Stenotrophomonas maltophilia, Canarium luzonicum, Melaleuca leucadenron, Amyris balsamifera, essential oil, food model


The aim of the study was to investigate the chemical composition, antioxidant, and antimicrobial activity of essential oils (Canarium luzonicum CLEO, Melaleuca leucadenron MLEO, Amyris balsamifera ABEO). There was Gas chromatographic-mass spectrometric analysis used for the characteristic of the semiquantitative composition of the essential oils. The DPPH method was used to determine the antioxidant activity. Minimum inhibitory concentrations (MIC) of essential oils against Stenotrophomonas maltophilia were analyzed in a 96-well plate. The broth microdilution method was used for the minimal inhibitory concentration. A gas-phase antimicrobial assay was used to determine inhibitory concentrations in a food model.

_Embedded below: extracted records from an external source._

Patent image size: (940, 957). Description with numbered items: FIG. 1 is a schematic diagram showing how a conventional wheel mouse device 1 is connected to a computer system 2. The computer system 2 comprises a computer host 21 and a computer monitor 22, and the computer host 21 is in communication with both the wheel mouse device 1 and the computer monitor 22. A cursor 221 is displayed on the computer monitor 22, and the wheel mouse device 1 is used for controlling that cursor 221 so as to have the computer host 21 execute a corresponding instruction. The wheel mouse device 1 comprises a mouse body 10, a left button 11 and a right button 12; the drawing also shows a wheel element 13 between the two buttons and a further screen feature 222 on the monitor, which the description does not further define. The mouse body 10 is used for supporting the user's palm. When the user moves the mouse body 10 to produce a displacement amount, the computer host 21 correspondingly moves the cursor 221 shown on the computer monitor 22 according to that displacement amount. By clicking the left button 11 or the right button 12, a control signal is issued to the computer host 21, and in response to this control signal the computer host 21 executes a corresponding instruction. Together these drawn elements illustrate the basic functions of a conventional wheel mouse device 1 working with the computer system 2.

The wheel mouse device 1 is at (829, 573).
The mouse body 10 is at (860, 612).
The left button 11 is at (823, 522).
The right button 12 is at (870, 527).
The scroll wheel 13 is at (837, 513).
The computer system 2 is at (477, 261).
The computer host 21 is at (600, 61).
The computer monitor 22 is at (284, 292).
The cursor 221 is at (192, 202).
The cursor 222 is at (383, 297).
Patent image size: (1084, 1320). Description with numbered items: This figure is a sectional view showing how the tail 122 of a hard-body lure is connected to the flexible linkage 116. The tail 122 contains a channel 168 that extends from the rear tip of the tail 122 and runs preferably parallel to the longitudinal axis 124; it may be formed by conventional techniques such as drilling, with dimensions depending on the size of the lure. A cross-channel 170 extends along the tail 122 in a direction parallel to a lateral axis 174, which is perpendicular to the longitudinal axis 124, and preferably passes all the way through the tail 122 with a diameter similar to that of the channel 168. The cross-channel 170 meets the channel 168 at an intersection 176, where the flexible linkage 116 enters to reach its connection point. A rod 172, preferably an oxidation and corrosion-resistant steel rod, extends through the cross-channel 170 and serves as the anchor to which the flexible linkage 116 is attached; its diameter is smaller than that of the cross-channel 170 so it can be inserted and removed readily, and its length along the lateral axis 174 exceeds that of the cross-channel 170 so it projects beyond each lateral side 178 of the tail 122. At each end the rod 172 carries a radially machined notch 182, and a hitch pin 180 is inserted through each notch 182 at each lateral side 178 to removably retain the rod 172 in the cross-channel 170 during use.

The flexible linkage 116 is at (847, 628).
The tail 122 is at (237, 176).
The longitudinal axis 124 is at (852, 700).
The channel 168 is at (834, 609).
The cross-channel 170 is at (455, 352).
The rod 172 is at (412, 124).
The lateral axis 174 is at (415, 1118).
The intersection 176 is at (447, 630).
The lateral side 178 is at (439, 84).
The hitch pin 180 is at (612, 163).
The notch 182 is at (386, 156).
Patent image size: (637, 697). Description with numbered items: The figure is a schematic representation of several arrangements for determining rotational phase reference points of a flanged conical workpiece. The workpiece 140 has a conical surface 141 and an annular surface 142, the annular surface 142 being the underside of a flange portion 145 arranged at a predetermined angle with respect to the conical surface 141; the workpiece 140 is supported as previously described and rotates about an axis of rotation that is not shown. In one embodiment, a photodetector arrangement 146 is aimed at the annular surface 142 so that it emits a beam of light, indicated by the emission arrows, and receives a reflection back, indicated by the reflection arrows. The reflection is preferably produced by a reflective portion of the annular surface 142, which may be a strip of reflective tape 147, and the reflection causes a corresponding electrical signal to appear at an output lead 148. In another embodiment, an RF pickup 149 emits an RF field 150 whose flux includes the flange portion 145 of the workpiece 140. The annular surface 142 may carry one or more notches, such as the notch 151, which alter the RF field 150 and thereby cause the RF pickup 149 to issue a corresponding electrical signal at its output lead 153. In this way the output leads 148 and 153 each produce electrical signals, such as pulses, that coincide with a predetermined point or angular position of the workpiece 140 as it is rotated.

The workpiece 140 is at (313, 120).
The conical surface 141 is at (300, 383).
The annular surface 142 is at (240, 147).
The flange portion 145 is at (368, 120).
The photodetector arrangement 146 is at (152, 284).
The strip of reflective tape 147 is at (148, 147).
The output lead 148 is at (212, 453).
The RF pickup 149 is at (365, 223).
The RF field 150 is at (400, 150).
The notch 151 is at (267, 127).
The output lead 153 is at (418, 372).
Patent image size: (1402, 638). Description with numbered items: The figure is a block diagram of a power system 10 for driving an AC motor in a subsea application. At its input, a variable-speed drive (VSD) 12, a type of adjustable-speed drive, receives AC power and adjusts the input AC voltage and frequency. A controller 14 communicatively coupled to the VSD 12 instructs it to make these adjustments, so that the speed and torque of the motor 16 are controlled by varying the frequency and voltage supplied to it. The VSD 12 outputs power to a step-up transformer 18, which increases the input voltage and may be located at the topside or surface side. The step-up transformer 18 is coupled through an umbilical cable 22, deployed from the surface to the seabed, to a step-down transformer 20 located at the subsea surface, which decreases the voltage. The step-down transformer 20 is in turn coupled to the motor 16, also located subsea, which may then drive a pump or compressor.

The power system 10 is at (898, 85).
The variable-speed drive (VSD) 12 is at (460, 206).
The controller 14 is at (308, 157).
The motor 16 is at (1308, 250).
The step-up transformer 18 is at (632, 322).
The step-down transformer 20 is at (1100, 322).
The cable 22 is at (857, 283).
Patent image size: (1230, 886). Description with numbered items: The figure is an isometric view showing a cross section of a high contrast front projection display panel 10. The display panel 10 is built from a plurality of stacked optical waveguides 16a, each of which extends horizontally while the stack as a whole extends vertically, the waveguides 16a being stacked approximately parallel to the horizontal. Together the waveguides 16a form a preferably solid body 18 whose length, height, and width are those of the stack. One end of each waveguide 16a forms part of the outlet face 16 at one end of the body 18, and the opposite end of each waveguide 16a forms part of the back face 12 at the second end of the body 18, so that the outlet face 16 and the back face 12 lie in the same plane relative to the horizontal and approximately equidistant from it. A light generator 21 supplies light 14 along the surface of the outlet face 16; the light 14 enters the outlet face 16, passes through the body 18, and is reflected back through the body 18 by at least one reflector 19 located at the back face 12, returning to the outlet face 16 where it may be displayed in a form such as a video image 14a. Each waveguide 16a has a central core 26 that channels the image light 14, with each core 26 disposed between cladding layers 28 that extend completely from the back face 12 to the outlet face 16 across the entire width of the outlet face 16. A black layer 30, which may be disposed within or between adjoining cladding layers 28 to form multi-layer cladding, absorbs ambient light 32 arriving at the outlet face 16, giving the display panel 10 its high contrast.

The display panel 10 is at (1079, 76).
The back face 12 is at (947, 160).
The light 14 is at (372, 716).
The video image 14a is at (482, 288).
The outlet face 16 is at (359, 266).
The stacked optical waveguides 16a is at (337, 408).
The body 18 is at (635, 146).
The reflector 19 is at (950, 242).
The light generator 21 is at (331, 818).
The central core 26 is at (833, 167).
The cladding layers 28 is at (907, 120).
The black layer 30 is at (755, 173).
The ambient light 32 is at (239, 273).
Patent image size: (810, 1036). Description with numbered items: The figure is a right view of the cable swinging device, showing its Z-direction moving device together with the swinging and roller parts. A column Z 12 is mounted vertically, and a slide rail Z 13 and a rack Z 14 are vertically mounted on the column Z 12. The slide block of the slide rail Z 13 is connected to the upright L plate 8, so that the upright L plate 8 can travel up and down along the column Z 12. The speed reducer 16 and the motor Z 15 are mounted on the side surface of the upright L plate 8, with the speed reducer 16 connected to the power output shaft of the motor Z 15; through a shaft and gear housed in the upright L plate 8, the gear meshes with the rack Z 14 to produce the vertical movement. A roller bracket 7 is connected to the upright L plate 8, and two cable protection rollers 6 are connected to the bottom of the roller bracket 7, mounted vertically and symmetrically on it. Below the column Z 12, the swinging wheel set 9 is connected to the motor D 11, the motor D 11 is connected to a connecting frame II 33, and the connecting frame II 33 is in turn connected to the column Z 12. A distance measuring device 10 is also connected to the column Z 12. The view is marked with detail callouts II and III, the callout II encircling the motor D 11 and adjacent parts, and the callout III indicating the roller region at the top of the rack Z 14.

CLEO proved to be the best with the lowest MIC 50 and 90 of 6.67 μL.mL-1 respectively 6.81 μL.mL-1 and antioxidant activity of 33.43% among the tested essential oils. The main volatile compounds CLEO were limonene 36.38%, elemol 16.65%, α-fellandren 12.18% and elemicin 9.59%. It showed inhibition of S. maltophilia growth in the food model at the lowest concentrations among the essential oils.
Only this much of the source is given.